Природа хитра. Чтобы животный мир развивался гармонично, она придумала «санитаров леса», а именно, волков, избавляющих животный мир от слабых особей. Так вот одесситы то ли у природы чему-то научились, то ли сочли, что они не менее хитры, чем природа, и придумали своих санитаров, только «санитаров бизнеса», а если проще, без научных “понтов” — просто воров. В Одессе эту популяцию всегда считали полезной, неотъемлемой частью одесской жизни…
Благородные, но, увы, жулики
Чтобы не разбазаривать ценнейший генофонд одесского жулья, его надо было где-то заботливо хранить. И тогда по приказу Ланжерона военный комендант Одессы Томас Кобле призвал на помощь одного из лучших архитекторов города Франца Боффо. Боффо задачей проникся, даже воскликнул:
— Меня, чёрт побери, угораздило родиться не в том веке. С детства мечтал строить замки, а мне подсовывали заказы на всякие дворцы. Но уж теперь своего шанса я не упущу!
И Боффо построил в Одессе замок. А специфика заказа дала его творению конкретное название «Тюремный замок». Расположился он в очень престижном месте: там, где сегодня улица Лейтенанта Шмидта пересекается с Пантелеймоновской и Итальянским бульваром.
Творение Боффо настолько понравилось одесситам, что площадь перед замком назвали Тюремной (да, Привокзальной она стала только в 1894 году, когда тюрьму перенесли на Люстдорфскую дорогу).

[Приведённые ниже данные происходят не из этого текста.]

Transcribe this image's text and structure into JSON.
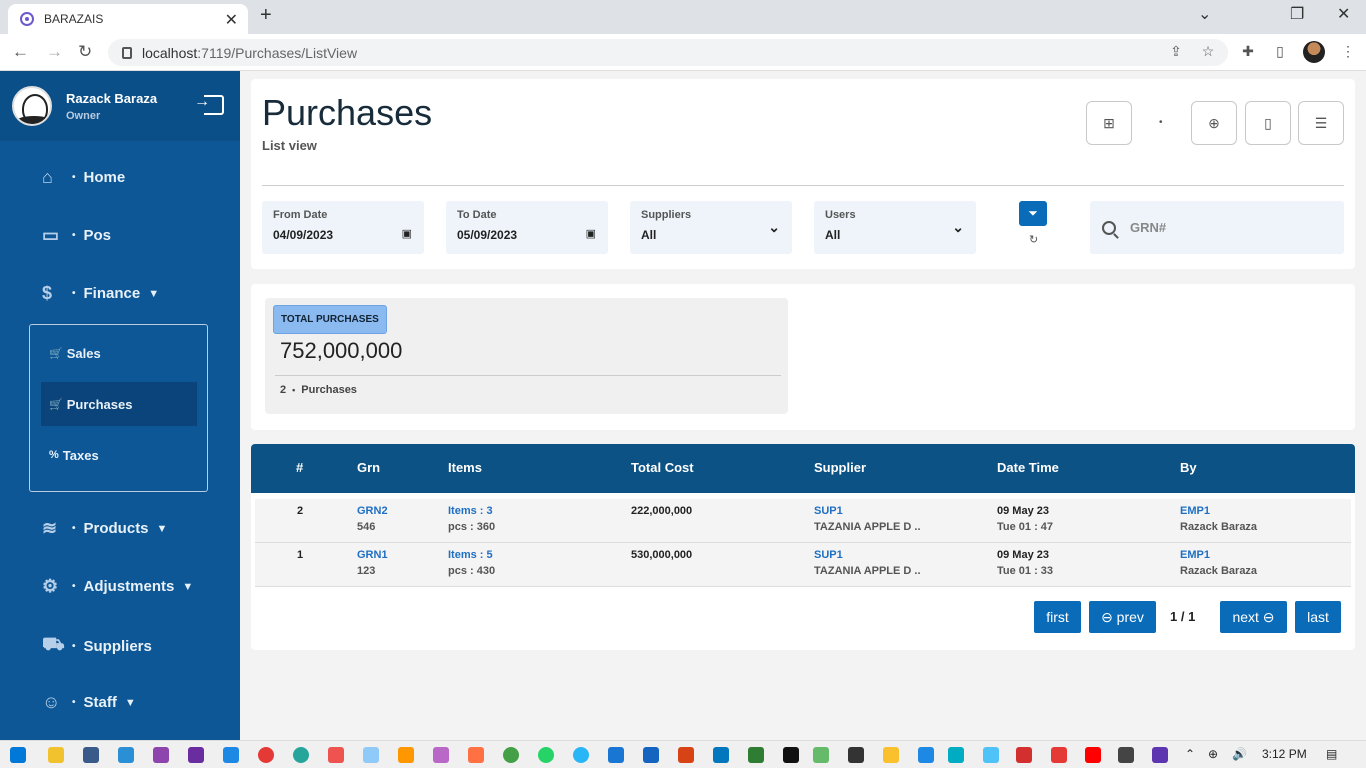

Каждый третий одессит считал за честь провести от трёх до пяти лет в том замке, при этом чувствовал себя там (об этом даже пелось в песне), «как король на именинах».
Вор — профессия почётная и древняя, ещё в Десяти заповедях упомянутая. Но вы-то понимаете, что одесские мазурики, живя в колоритном городе, не могли не расцветить свою профессию одесскими красками.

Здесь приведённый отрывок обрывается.